Javascript is another scripting language for dynamic web pages. Javascript lives on the client computer. When the page loads into your browser, the web browser interprets the script as it builds the page. Javascript is used for validation prior to sending the form to the server.

There is a new technology that integrates both of them together very nicely called AJAX. You see AJAX in action when you type into the google search bar.

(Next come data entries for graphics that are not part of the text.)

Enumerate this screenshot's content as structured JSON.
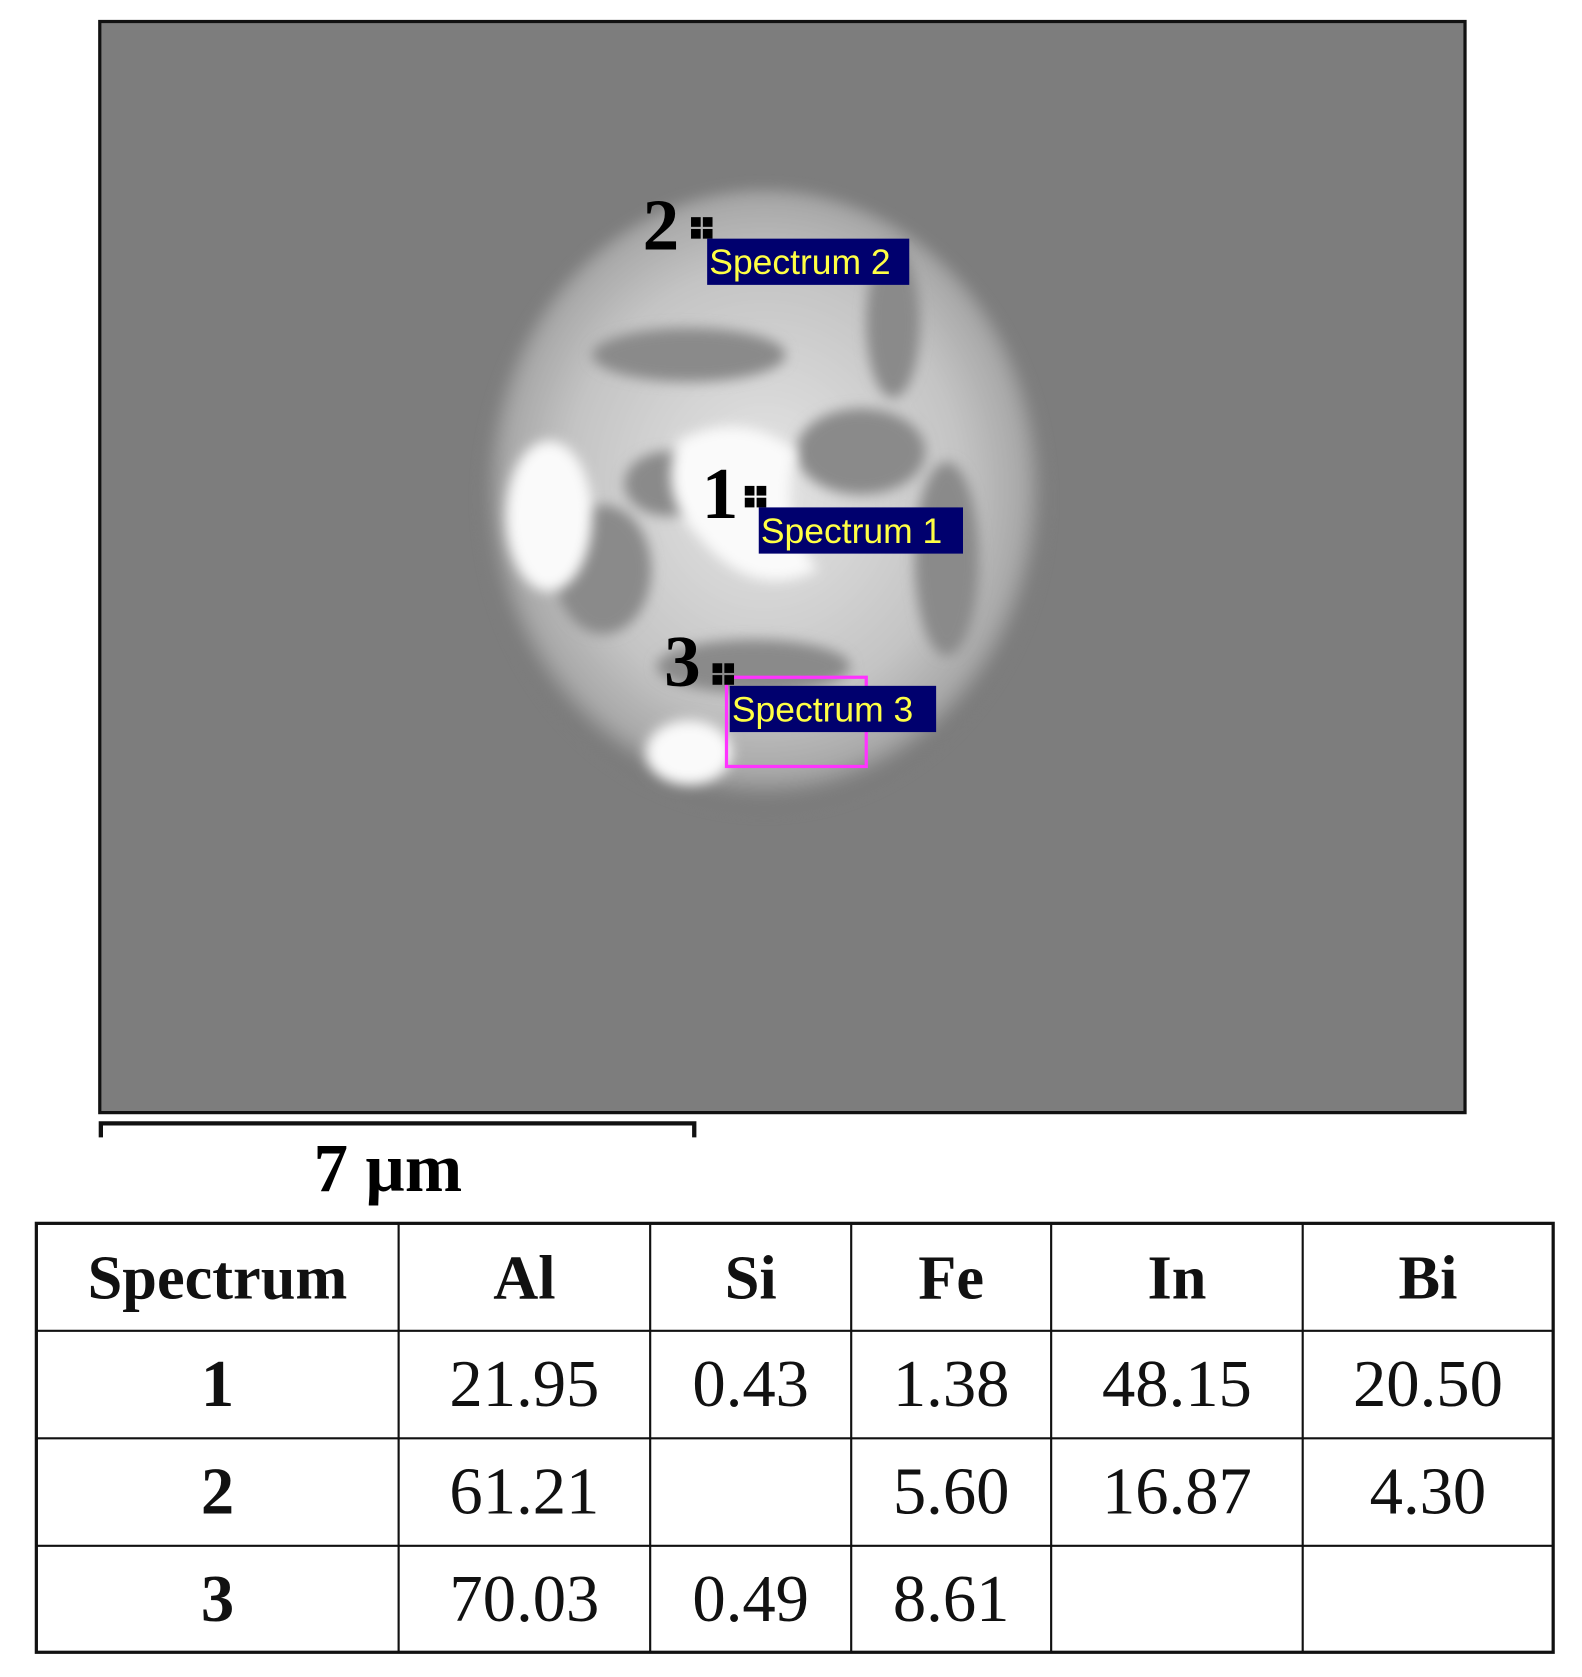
{
  "image": {
    "markers": [
      {
        "number": "1",
        "label": "Spectrum 1"
      },
      {
        "number": "2",
        "label": "Spectrum 2"
      },
      {
        "number": "3",
        "label": "Spectrum 3"
      }
    ],
    "scale_bar": "7 µm"
  },
  "table": {
    "header": [
      "Spectrum",
      "Al",
      "Si",
      "Fe",
      "In",
      "Bi"
    ],
    "rows": [
      [
        "1",
        "21.95",
        "0.43",
        "1.38",
        "48.15",
        "20.50"
      ],
      [
        "2",
        "61.21",
        null,
        "5.60",
        "16.87",
        "4.30"
      ],
      [
        "3",
        "70.03",
        "0.49",
        "8.61",
        null,
        null
      ]
    ]
  }
}
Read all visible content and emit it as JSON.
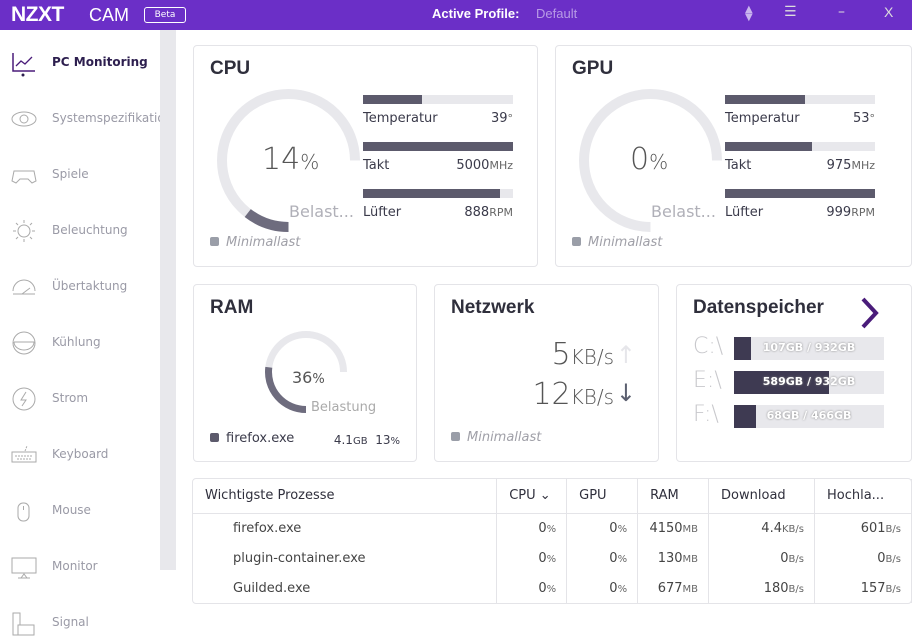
{
  "titlebar": {
    "logo": "NZXT",
    "app": "CAM",
    "badge": "Beta",
    "profile_label": "Active Profile:",
    "profile_value": "Default",
    "icons": [
      "sort-icon",
      "collapse-menu-icon",
      "minimize-icon",
      "close-icon"
    ],
    "minimize": "–",
    "close": "X"
  },
  "accent": "#6b2fc7",
  "sidebar": {
    "items": [
      {
        "label": "PC Monitoring",
        "icon": "chart-line-icon",
        "active": true
      },
      {
        "label": "Systemspezifikation",
        "icon": "eye-icon"
      },
      {
        "label": "Spiele",
        "icon": "gamepad-icon"
      },
      {
        "label": "Beleuchtung",
        "icon": "sun-icon"
      },
      {
        "label": "Übertaktung",
        "icon": "speedometer-icon"
      },
      {
        "label": "Kühlung",
        "icon": "cooling-icon"
      },
      {
        "label": "Strom",
        "icon": "power-icon"
      },
      {
        "label": "Keyboard",
        "icon": "keyboard-icon"
      },
      {
        "label": "Mouse",
        "icon": "mouse-icon"
      },
      {
        "label": "Monitor",
        "icon": "monitor-icon"
      },
      {
        "label": "Signal",
        "icon": "signal-device-icon"
      }
    ]
  },
  "cpu": {
    "title": "CPU",
    "load": 14,
    "load_unit": "%",
    "load_label": "Belast...",
    "status": "Minimallast",
    "stats": [
      {
        "label": "Temperatur",
        "value": "39",
        "unit": "°",
        "fill": 0.39
      },
      {
        "label": "Takt",
        "value": "5000",
        "unit": "MHz",
        "fill": 1.0
      },
      {
        "label": "Lüfter",
        "value": "888",
        "unit": "RPM",
        "fill": 0.91
      }
    ]
  },
  "gpu": {
    "title": "GPU",
    "load": 0,
    "load_unit": "%",
    "load_label": "Belast...",
    "status": "Minimallast",
    "stats": [
      {
        "label": "Temperatur",
        "value": "53",
        "unit": "°",
        "fill": 0.53
      },
      {
        "label": "Takt",
        "value": "975",
        "unit": "MHz",
        "fill": 0.58
      },
      {
        "label": "Lüfter",
        "value": "999",
        "unit": "RPM",
        "fill": 1.0
      }
    ]
  },
  "ram": {
    "title": "RAM",
    "load": 36,
    "load_unit": "%",
    "load_label": "Belastung",
    "process": "firefox.exe",
    "process_mem": "4.1",
    "process_mem_unit": "GB",
    "process_pct": "13",
    "process_pct_unit": "%"
  },
  "network": {
    "title": "Netzwerk",
    "up": "5",
    "up_unit": "KB/s",
    "down": "12",
    "down_unit": "KB/s",
    "status": "Minimallast"
  },
  "storage": {
    "title": "Datenspeicher",
    "drives": [
      {
        "label": "C:\\",
        "text": "107GB / 932GB",
        "fill": 0.115
      },
      {
        "label": "E:\\",
        "text": "589GB / 932GB",
        "fill": 0.632
      },
      {
        "label": "F:\\",
        "text": "68GB / 466GB",
        "fill": 0.146
      }
    ]
  },
  "processes": {
    "headers": [
      "Wichtigste Prozesse",
      "CPU",
      "GPU",
      "RAM",
      "Download",
      "Hochla..."
    ],
    "rows": [
      {
        "name": "firefox.exe",
        "cpu": "0",
        "cpu_unit": "%",
        "gpu": "0",
        "gpu_unit": "%",
        "ram": "4150",
        "ram_unit": "MB",
        "down": "4.4",
        "down_unit": "KB/s",
        "up": "601",
        "up_unit": "B/s"
      },
      {
        "name": "plugin-container.exe",
        "cpu": "0",
        "cpu_unit": "%",
        "gpu": "0",
        "gpu_unit": "%",
        "ram": "130",
        "ram_unit": "MB",
        "down": "0",
        "down_unit": "B/s",
        "up": "0",
        "up_unit": "B/s"
      },
      {
        "name": "Guilded.exe",
        "cpu": "0",
        "cpu_unit": "%",
        "gpu": "0",
        "gpu_unit": "%",
        "ram": "677",
        "ram_unit": "MB",
        "down": "180",
        "down_unit": "B/s",
        "up": "157",
        "up_unit": "B/s"
      }
    ]
  }
}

One of the things PHP scripts do is help automate the process of getting MySQL information back to the user. MySQL is a powerful database language, but you don't want casual users of your web site putting there own things into it, and aspects of it are not friendly to the casual user. For instance, on the first page of this website, we have a small search field, so that you can find a book by author or title when you know just a small bit of either piece of information.

Search Here

The script sends two queries to the data base, then prints them in order. Lets look at them. The first thing to notice is that the user enters in the search string, which the script evaluates and then sends to the MySQL engine. I am going to use the search string "West." Here is one of the two MySQL statements:

mysql> select books.title as title, 
concat(authors.efname,' ',authors.elname) as scribe,
Topics.topic as subject from books
inner join bookswritten using(book_id)
inner join authors using(writer_id)inner 
join Topics using(Topic_id) where 
authors.elname like "West%"
order by authors.elname, books.title;
+----------------+-----------------+--------------+
| title          | scribe          | subject      |
+----------------+-----------------+--------------+
| High Adventure | Donald Westlake | Romance      | 
| Humans         | Donald Westlake | Fantasy      | 
| Kahawa         | Donald Westlake | Spy Thriller | 
| Why me?        | Donald Westlake | Mystery      | 
+----------------+-----------------+--------------+

The script permits us to automate the whole of the request. I think a lot of us faced with trying to enter that MySQL request into the computer to get the information would rather just wander the shelves on the off chance of finding what they are looking for. The script makes finding the information a lot faster.

The particular script here looks for both title and author information. This script does two MySQL requests, one for author's last names that start with a particular string or set of letters, and the other which searches for that string anywhere in the title.

Among other great features of scripting languages is that they can integrate together. A web page will often have several different scripts woven together. There will be jave scripts and PHP scripts interspersed in the HTML as the need arises.